Shakespeare & Company has hit on a genius business plan. It has turned itself into a summer destination. At the heart of this is its family-friendly free show on the Rose Footprint Theatre. After a few seasons of fitful experimentation, the Company has come up with the winning formula – an outrageously funny comedic romp offered in two parts. In other words once you have seen Part One, you’ve just got to come back for Part Two, or vice versa. And each time you come for the free show you are that much more likely to buy food at Josie’s Café, goodies from the gift shop, or full-price tickets to Shakespeare & Company shows.
This year’s offering is Scapin, Bill Irwin and Mark O’Donnell’s 1991 adaptation of Molière’s “Les Fourberies de Scapin” (1671). This is completely immaterial. Like last year’s presentation of Jeffrey Hatcher and Paolo Emilio Landi’s adaptation of Carlo Goldini’s The Servant of Two Masters the script is merely an excuse for lots of Shakespeare & Company stalwarts and students to put on silly costumes and dash about. And like last year’s production the age-old plot centers around a wily servant who dupes everyone. Even though we not longer live in an age of servitude, we get the joke. It is about the little guy versus the establishment, and the little guy wins. Hooray!

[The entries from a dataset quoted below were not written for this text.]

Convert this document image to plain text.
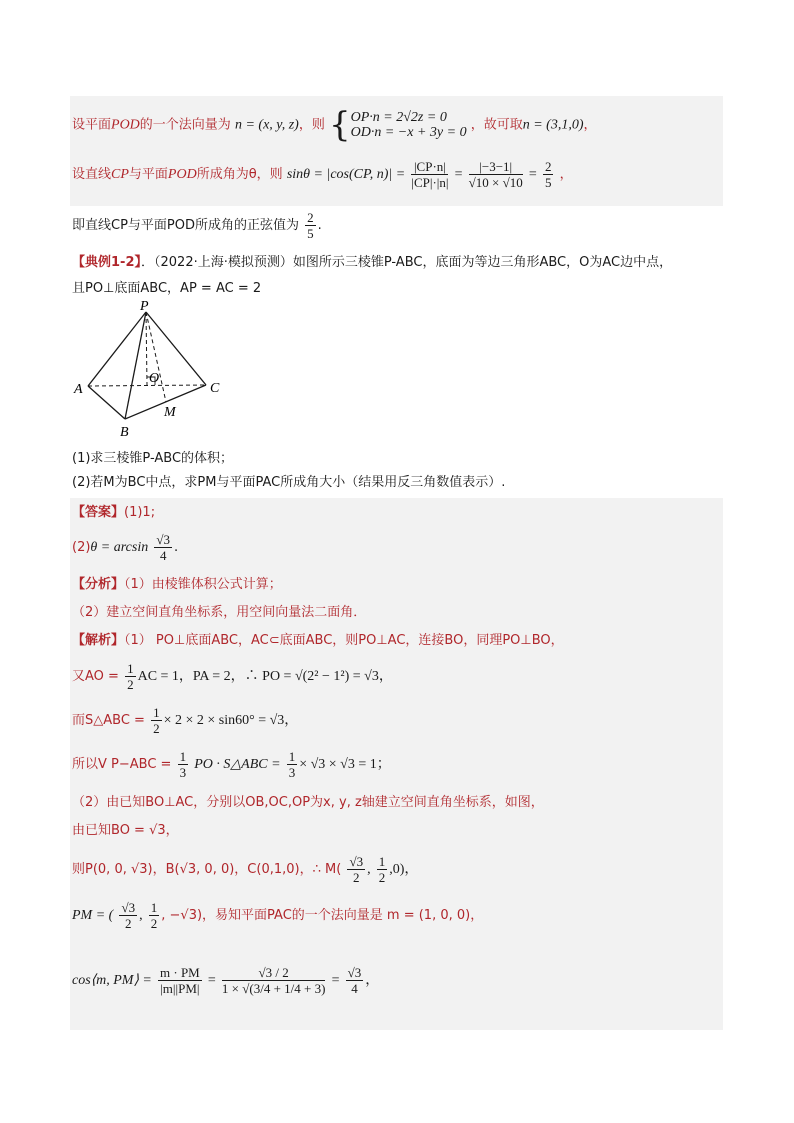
设平面POD的一个法向量为 n = (x, y, z)，则 { OP·n = 2√2z = 0
OD·n = −x + 3y = 0 ，故可取n = (3,1,0)，
设直线CP与平面POD所成角为θ，则 sinθ = |cos(CP, $n)| = \frac{|CP\cdot n|}{|CP|\cdot|n|} = \frac{|-3-1|}{√10 \times √10} = \frac{2}{5}$ ，
即直线CP与平面POD所成角的正弦值为 $\frac{2}{5}$ .
【典例1-2】．（2022·上海·模拟预测）如图所示三棱锥P-ABC，底面为等边三角形ABC，O为AC边中点，
且PO⊥底面ABC，AP = AC = 2
P
A
B
C
O
M
(1)求三棱锥P-ABC的体积；
(2)若M为BC中点，求PM与平面PAC所成角大小（结果用反三角数值表示）.
【答案】(1)1;
$(2)\theta = \arcsin \frac{√3}{4}$ .
【分析】（1）由棱锥体积公式计算；
（2）建立空间直角坐标系，用空间向量法二面角．
【解析】（1） PO⊥底面ABC，AC⊂底面ABC，则PO⊥AC，连接BO，同理PO⊥BO，
又AO = $\frac{1}{2}$ AC = 1，PA = 2，∴ PO = √(2² − 1²) = √3，
而S△ABC = $\frac{1}{2} \times 2 \times 2 \times \sin 60^\circ = √3$，
所以V $P-ABC = \frac{1}{3}$ PO · S△ABC = $\frac{1}{3} \times √3 \times √3 = 1$；
（2）由已知BO⊥AC，分别以OB,OC,OP为x, y, z轴建立空间直角坐标系，如图，
由已知BO = √3，
则P(0, 0, √3)，B(√3, 0, 0)，C(0,1,0)，∴ $M( \frac{√3}{2}$ , $\frac{1}{2} ,0$)，
PM = ( $\frac{√3}{2}$ , $\frac{1}{2}$ , −√3)，易知平面PAC的一个法向量是 m = (1, 0, 0)，
cos⟨m, PM⟩ = $\frac{m \cdot PM}{|m||PM|} = \frac{√3 / 2}{1 \times √(3/4 + 1/4 + 3)} = \frac{√3}{4}$ ，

Scapino is a stock commedia del arte character. The name is related to our English word “escape” because Scapino is generally depicted as a coward, fleeing from all conflict, even that of his own creation, and indeed there is a fabulous chase scene which makes Part Two of this production a must-see. His traditional costume is green or turquoise and white stripes, a tradition carefully adhered to by costume designer Jenna Ware.
As Scapin, Michael F. Toomey cavorts about in baggy striped pants (all the better to conceal everything from books to thwackers in), lying left and right to get what he wants, which is primarily to stay out of trouble and make us laugh. Usually it is a toss up whether I recommend seeing Part One or Part Two (if you HAVE to choose and see only one part!) but this year it’s a no-brainer because in Part Two you get to see Toomey in drag (I know, I know, it’s a disguise) and that is a very, very funny thing to see. Besides, there is a quick recap of Part One and the delightful song I Wish That She Would Die (music by Christopher Michael Vecchio, lyrics by Jonathan Croy) is reprised, with Marc Scipione on guitar and dazzling vocals by David Joseph who plays Octave.